Mi sorprende inoltre che questo fiorire di pubblicazioni su Mussolini a larga diffusione popolare, attraverso la stampa quotidiana (i discorsi del duce, le sue agende, le memorie del suo cameriere-factotum Quinto Navarra), avvenga proprio nell’anno del 150° dell’Unità d’Italia. Come se il nostro travagliato Paese non avesse altre figure rappresentative del suo secolo e mezzo di storia all’infuori della Buonanima.
Il direttore di Libero Maurizio Belpietro ha affermato che l’intenzione del giornale è di mettere il diario a disposizione degli studiosi. Per la verità a questo scopo bastava già il volume dato alle stampe da Bompiani. Con l’iniziativa di Libero, invece, questo documenti raggiungeranno, immagino, diverse decine di migliaia di case e di persone. E non penso che tutti abbiano gli strumenti per discernere ciò che è falso da ciò che è vero, o per fare confronti con altri documenti, diari o pubblicazioni e valutare l’attendibilità dei diari.

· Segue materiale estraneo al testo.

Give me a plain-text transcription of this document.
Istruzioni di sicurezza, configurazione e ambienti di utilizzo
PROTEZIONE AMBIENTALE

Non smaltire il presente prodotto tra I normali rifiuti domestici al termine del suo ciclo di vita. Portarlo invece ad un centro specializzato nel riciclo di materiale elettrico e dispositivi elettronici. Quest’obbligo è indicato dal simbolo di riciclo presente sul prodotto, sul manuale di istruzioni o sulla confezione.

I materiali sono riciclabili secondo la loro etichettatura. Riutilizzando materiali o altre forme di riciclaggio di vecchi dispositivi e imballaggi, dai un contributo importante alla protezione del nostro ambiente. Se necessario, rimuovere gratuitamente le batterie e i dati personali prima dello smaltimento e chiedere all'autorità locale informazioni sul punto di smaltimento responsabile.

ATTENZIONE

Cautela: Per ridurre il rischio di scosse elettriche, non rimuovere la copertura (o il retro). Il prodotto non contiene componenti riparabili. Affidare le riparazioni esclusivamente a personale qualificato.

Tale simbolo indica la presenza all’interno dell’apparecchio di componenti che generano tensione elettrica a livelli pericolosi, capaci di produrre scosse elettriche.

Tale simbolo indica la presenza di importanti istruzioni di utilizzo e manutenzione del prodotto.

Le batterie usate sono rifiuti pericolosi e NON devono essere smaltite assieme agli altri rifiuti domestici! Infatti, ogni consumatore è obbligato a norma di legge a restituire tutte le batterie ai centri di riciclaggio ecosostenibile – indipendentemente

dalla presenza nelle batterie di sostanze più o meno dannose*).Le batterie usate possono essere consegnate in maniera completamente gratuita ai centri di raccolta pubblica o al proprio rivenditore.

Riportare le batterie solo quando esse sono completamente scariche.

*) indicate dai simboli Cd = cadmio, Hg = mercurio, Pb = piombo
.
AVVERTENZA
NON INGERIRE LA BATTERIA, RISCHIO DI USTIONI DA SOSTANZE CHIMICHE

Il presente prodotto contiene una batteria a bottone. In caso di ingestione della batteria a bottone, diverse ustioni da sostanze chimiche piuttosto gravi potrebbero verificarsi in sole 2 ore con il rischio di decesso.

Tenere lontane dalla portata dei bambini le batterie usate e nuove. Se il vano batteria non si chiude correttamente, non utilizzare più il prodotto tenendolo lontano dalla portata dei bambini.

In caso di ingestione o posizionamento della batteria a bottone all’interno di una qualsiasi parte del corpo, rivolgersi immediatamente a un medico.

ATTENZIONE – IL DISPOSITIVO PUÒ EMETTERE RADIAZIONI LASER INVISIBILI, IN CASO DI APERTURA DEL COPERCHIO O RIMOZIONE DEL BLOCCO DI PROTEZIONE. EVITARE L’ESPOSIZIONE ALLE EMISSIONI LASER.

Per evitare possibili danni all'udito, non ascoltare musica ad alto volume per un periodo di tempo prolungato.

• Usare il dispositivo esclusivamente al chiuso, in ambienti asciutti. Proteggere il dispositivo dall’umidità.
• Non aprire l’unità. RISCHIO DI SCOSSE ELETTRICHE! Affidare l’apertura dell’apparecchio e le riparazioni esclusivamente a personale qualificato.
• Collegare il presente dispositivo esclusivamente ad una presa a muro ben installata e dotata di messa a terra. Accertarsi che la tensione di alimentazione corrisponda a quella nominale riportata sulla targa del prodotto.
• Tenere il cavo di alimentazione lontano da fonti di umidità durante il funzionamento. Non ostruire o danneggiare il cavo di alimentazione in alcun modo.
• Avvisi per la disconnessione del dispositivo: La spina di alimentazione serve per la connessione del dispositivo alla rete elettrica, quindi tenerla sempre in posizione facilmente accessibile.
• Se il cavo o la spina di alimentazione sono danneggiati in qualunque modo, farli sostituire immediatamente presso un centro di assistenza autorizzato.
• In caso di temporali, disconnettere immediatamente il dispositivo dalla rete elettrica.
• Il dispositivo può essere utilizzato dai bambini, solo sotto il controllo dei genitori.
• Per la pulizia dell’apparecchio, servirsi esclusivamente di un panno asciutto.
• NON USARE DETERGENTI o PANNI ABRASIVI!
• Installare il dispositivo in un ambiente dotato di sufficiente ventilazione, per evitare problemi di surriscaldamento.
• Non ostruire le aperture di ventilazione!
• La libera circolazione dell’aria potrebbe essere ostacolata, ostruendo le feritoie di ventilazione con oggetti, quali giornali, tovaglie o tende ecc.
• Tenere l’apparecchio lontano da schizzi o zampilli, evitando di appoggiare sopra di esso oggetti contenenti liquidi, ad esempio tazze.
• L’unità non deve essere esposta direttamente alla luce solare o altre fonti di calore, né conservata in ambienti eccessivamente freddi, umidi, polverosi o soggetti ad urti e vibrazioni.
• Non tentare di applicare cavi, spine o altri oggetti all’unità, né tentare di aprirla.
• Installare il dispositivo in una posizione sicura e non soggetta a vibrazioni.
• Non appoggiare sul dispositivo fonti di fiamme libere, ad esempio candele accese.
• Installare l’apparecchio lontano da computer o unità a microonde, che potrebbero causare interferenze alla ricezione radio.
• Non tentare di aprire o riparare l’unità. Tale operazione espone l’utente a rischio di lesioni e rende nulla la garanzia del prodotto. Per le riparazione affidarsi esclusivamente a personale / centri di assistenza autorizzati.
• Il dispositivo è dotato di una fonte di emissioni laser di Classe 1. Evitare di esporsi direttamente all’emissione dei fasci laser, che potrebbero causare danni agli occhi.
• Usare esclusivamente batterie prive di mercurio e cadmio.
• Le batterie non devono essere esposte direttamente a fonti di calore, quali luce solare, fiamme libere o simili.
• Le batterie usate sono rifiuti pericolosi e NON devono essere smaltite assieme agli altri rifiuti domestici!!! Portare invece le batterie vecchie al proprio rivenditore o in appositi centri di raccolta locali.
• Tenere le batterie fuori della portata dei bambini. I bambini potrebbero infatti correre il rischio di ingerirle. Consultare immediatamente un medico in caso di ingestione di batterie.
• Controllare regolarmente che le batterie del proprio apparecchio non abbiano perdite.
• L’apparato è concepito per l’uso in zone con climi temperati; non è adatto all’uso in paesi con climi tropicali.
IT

Insomma, ancor di più in questo 2011, a mio avviso sarebbe stato meglio soffermarsi sulle pagine luminose e i personaggi positivi della nostra storia, che certo non mancano, e dare a queste un’ampia diffusione popolare. A partire dal Risorgimento e dalla Resistenza.
Per chi invece vuole scandagliare il pensiero di Mussolini, la sua complessa personalità, i suoi rapporti con Hitler, in attesa di recuperare i diari veri (se esistono ancora e non sono stati distrutti), sarebbe meglio affidarsi alla lettura e all’esame degli appunti dei colloqui con il duce raccolti tra il 1934 e il 1943 da Yvon De Begnac (Taccuini mussoliniani, Il Mulino), giornalista de Il Lavoro Fascista, oppure ai diari di Claretta Petacci (Mussolini segreto. Diari 1932-1938, a cura di Mauro Suttora, Rizzoli 2009) o ancora ai diari di alcuni dei suoi più stretti collaboratori, da Galeazzo Ciano a Giuseppe Bottai.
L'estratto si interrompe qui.